I have to thank my esteemed colleague Professor Yong Zhao for the title of this post. My original title was going to be “when will they ever learn’ but as Yong suggested humans often repeat the same mistakes, pigs, like all animals don’t.
I am referring to the business of large scale school improvement. There are great examples of whole system improvement but then there are examples such as Newark in the US that make you want to hang your head and cry.
Dale Russakoff writes in depth in the New Yorker about the plan to transform schools in Newark and how it divided an already disempowered community. Add to the mix a $100 million donation by Facebook head, Mark Zuckerberg, an ambitious mayor, overpaid consultants and you can see where it may have gone wrong, and in a big way.
Had it succeeded, it would have turned a district of high-crime and low-performing schools into a national model but in education nothing happens quickly.
What saddened me aside from the bleak future for these students was that we continue to make the same mistakes based on the same set of assumptions – money can fix the system, change can be imposed top down, consultants know best and the community shouldn’t be involved in the decision-making process.
One person quoted in the article admits the strategy was doomed because it didn’t address the issue of poverty. Another said that “education reform…comes across as colonial to people who’ve been here for decades. It’s very missionary, imposed, done to people rather than cooperation with people.”
The point for me is that you can’t look to the past for answers. Yong Zhao says the same thing – there are many opportunities out there to do something different in education, not to copy but to invent from the ground-up.

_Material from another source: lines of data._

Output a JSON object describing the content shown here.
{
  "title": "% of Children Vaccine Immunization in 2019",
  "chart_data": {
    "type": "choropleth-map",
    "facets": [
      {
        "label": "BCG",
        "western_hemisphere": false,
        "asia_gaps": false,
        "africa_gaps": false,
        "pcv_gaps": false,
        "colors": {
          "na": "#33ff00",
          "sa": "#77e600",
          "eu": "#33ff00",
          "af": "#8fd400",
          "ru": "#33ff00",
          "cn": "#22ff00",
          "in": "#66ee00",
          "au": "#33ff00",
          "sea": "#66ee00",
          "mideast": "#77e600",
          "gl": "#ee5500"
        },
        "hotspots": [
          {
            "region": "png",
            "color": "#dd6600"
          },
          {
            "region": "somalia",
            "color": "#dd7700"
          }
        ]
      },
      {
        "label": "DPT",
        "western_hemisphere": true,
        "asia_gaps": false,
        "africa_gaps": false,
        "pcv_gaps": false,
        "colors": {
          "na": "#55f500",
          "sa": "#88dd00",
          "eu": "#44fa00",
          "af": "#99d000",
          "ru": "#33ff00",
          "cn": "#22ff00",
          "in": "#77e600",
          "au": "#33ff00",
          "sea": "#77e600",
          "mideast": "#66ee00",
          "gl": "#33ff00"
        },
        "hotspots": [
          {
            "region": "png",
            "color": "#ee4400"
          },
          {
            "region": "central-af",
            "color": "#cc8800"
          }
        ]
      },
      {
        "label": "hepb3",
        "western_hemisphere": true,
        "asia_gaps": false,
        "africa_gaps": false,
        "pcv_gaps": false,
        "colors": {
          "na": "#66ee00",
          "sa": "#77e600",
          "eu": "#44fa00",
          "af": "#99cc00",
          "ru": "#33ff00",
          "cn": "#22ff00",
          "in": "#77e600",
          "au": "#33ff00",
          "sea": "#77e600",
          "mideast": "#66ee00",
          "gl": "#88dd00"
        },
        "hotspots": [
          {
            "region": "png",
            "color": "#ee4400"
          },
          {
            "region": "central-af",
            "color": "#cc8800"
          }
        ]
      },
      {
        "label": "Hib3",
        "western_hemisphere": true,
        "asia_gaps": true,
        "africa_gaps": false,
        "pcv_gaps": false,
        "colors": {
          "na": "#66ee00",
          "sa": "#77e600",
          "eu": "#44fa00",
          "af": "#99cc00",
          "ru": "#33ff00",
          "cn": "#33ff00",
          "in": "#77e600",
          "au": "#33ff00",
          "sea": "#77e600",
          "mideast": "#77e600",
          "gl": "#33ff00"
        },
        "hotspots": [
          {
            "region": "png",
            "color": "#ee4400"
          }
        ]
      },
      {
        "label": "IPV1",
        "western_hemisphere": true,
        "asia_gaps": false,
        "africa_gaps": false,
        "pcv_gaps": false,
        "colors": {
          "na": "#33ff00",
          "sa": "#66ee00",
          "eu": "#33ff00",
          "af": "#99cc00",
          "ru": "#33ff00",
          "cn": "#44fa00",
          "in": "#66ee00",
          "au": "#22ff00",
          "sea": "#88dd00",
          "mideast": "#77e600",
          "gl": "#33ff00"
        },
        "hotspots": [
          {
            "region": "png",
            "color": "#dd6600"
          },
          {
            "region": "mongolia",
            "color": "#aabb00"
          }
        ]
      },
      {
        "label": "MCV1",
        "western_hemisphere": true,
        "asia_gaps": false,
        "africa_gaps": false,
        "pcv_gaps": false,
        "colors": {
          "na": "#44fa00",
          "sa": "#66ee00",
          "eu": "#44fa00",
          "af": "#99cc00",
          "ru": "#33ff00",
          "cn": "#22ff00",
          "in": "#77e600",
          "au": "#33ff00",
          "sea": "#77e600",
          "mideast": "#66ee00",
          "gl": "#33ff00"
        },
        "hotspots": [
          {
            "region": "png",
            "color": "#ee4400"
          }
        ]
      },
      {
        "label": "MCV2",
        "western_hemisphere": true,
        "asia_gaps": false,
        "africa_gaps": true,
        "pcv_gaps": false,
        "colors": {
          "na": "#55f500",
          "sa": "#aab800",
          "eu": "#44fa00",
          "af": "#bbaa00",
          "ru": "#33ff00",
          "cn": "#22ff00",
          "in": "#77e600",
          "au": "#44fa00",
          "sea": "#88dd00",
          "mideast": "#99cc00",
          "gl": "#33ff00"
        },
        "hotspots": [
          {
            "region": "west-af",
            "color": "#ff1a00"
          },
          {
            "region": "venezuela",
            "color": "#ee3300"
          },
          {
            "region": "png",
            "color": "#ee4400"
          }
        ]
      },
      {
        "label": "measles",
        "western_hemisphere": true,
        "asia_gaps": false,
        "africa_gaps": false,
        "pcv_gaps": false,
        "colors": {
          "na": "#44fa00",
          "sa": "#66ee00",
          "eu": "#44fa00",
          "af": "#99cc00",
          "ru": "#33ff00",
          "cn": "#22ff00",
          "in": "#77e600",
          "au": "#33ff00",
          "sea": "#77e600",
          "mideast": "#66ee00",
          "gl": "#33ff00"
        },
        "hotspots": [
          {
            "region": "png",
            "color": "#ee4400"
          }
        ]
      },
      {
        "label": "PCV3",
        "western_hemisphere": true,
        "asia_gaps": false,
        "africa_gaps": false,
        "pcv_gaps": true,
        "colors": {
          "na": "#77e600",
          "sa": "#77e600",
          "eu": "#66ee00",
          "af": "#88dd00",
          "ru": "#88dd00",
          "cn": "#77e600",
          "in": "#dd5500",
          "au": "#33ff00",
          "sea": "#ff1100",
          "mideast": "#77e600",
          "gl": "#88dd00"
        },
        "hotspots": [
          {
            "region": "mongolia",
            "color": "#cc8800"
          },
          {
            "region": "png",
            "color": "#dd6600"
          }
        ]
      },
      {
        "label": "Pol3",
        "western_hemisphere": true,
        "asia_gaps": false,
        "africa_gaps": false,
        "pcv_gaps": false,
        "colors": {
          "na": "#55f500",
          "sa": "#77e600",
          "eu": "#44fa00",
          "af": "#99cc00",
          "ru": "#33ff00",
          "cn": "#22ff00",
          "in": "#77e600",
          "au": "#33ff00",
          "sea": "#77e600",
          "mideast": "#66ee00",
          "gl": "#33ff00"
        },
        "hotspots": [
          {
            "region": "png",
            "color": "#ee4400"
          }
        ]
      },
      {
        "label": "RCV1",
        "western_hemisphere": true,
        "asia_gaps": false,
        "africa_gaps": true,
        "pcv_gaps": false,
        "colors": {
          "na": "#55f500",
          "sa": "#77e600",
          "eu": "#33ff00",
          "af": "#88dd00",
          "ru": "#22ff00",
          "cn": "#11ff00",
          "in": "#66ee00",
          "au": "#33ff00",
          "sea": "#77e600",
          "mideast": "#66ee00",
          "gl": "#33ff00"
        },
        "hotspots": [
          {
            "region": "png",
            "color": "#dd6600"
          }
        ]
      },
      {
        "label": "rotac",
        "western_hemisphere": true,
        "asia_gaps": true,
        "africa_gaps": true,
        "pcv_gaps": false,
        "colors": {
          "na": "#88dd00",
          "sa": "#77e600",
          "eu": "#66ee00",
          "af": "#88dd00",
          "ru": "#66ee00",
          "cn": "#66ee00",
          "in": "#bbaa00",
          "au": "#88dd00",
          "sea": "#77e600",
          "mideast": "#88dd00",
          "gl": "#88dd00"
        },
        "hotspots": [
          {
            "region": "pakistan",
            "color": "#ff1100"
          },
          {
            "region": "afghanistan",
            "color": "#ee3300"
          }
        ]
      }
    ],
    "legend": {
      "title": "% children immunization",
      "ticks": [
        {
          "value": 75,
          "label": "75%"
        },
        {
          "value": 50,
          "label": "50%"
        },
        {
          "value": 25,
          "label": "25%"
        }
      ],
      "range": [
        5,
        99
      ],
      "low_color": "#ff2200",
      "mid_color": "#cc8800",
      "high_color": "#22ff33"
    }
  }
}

This was the recurring theme at last week’s World Business Forum in Sydney. Michael Porter, Gary Hamel and Randi Zuckerberg were all talking about the need for creative leadership in the 21st century, doing things differently and taking risks. While there was no representative from education, everyone agreed that it was critical to the success of individuals and economies.
I’ve been lobbying our federal politicians for sometime for a similar forum, bringing together the world’s best educational thinkers and practitioners to Australia. It would be the beginning of a dialogue, an invitation to create alternatives to the current model of schooling and learn from past mistakes.